Gritos e correria. Ninguém quer saber se aquele tsunami resulta de fenômenos metrológicos ou erupções vulcânicas. Querem é saber se aquilo tudo tem ou não o dedo de Jhaver. O fator científico é rendido pela comoção espiritual. Tanto que o tribunal está com todas as cadeiras ocupadas. Isso sem falar da multidão que se aglomera do lado de fora. Júri popular.
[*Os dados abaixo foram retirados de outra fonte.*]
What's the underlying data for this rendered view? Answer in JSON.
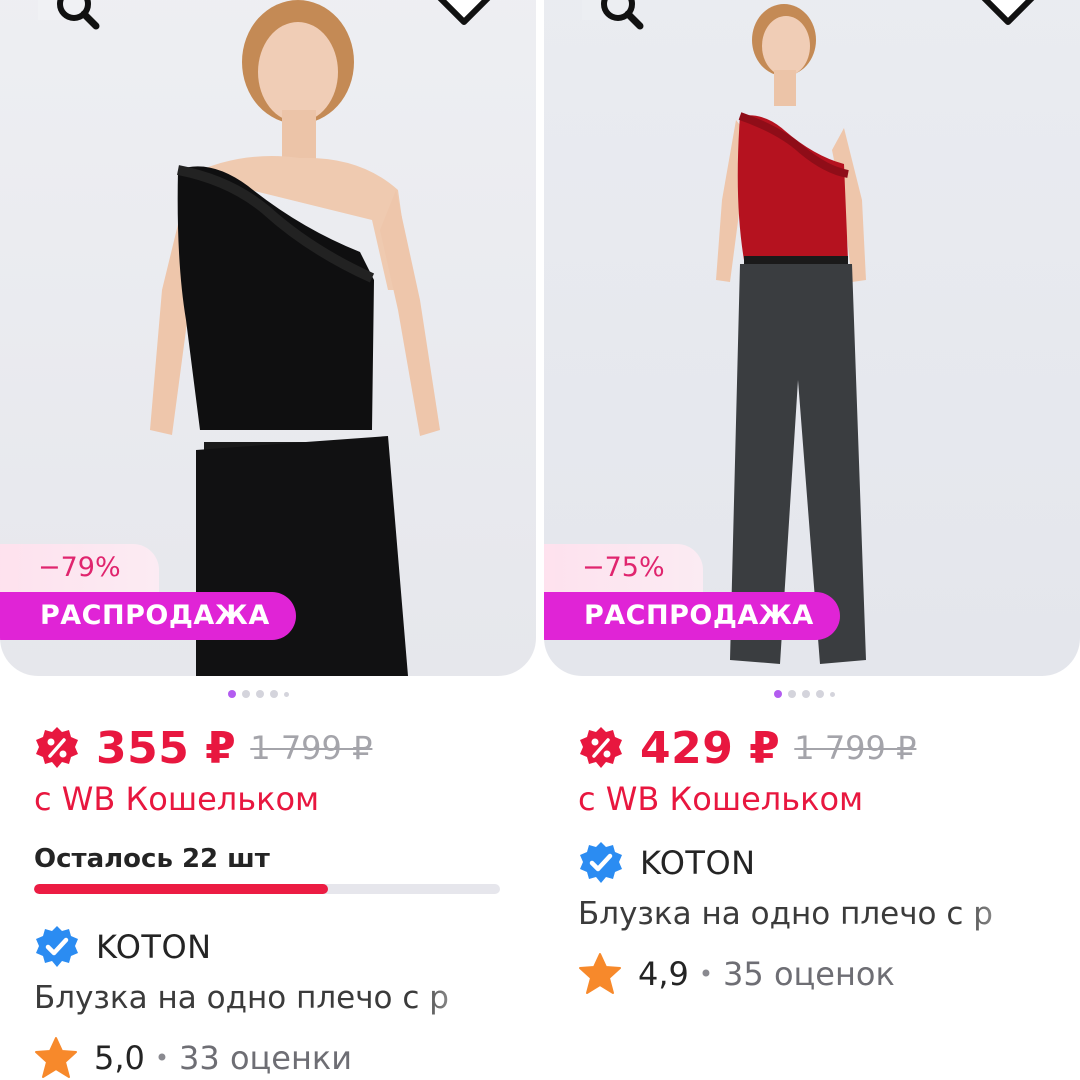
{
  "products": [
    {
      "discount": "−79%",
      "sale_label": "РАСПРОДАЖА",
      "price": "355 ₽",
      "old_price": "1 799 ₽",
      "wallet_note": "с WB Кошельком",
      "stock_text": "Осталось 22 шт",
      "stock_fraction": 0.63,
      "brand": "KOTON",
      "title": "Блузка на одно плечо с р",
      "rating": "5,0",
      "separator": "•",
      "reviews": "33 оценки",
      "top_color": "#0f0f10",
      "pants_color": "#111112"
    },
    {
      "discount": "−75%",
      "sale_label": "РАСПРОДАЖА",
      "price": "429 ₽",
      "old_price": "1 799 ₽",
      "wallet_note": "с WB Кошельком",
      "brand": "KOTON",
      "title": "Блузка на одно плечо с р",
      "rating": "4,9",
      "separator": "•",
      "reviews": "35 оценок",
      "top_color": "#b5121f",
      "pants_color": "#3a3d40"
    }
  ],
  "icons": [
    "search-image-icon",
    "heart-icon",
    "discount-badge-icon",
    "verified-icon",
    "star-icon"
  ],
  "colors": {
    "accent": "#e8173f",
    "sale": "#e024d6",
    "discount_text": "#e0256e",
    "dot_active": "#b35cf0",
    "verified": "#2b8cf2",
    "star": "#f7892b"
  }
}
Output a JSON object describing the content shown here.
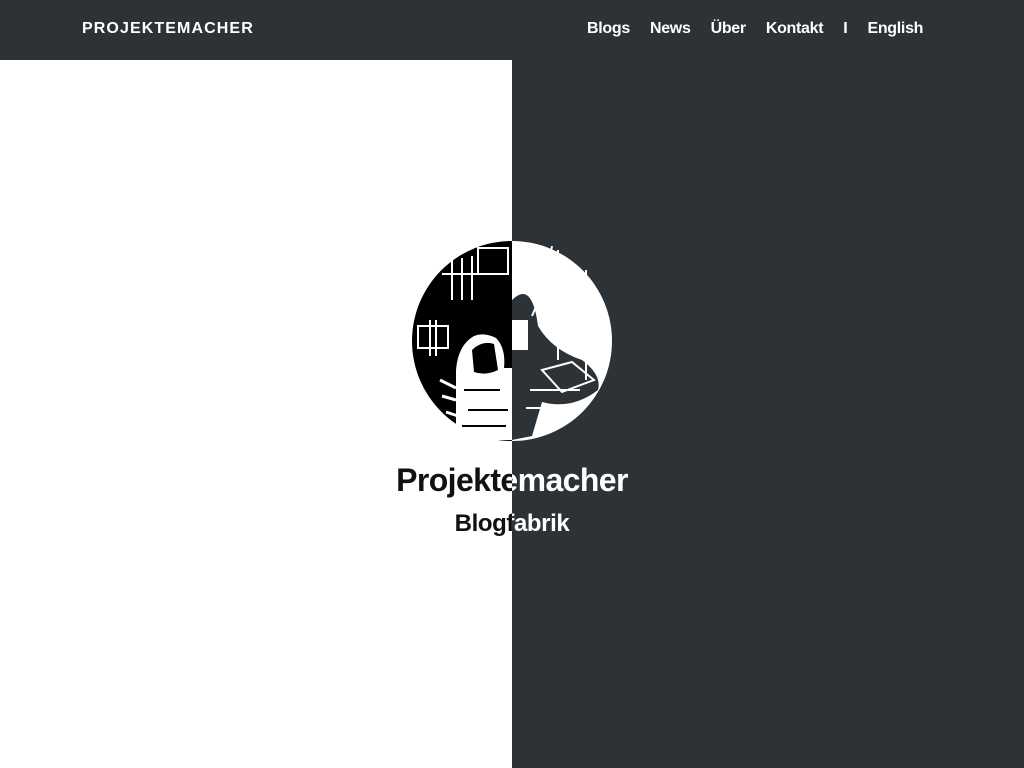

Tudo é grandioso, em matéria de pessoas presentes, testemunhas, repórteres e acusações.
O promotor que sempre gostou de transformar seus julgamentos em show, prova do próprio remédio. A leitura dos autos dos processos parece não ter mais fim. Tudo é muito demorado e detalhado. Sebatian está vestido com uma roupa simples, que em nada lembra os trajes utilizados em seus tempos de promotor. A promessa dele se cumpre e realmente não há advogado de defesa presente. Ao menos não advogados encarnados.
Um homem que se diz caçador de espíritos teve de ser tirado do tribunal após gritar que um aparelho que levava a tiracolo captou uma freqüência muito elevada de ectoplasmas.
Embora o departamento médico desse sinal verde, existe uma forte especulação se ele irá ou não suportar a pressão do julgamento, uma vez que está em jejum há uma quantidade de dias que foge da realidade humana.
Linha após linha, uma série de denúncias lhe alveja por meio de palavras a queima-roupa. E ainda há quem lá fora o culpasse por crimes que não constam nos autos, como o tsunami que se debate contra a costa, destruindo construções litorâneas e a paisagem. Barricadas foram erguidas para evitar o avanço das ondas, mas o mar surge com uma força impensada, impossível de conter. E muitos já imaginam as ondas do mar ricocheteando como chicotadas de Jhaver. A idéia de um Deus que ama, mas que também castiga já não parece tão irreal.
Longe da fúria das águas, Sebastian é acusado de matar monsenhor Mariano. Não houve flagrante, mas evidências e uma prova praticamente irrefutável. Uma medalha de São Miguel Arcanjo foi encontrada junto ao corpo do padre. A perícia constatou que a medalha pertencia ao promotor. Além do que há de se considerar que o acusado ameaçou o padre momentos antes do assassinato e até então não apresentou álibi.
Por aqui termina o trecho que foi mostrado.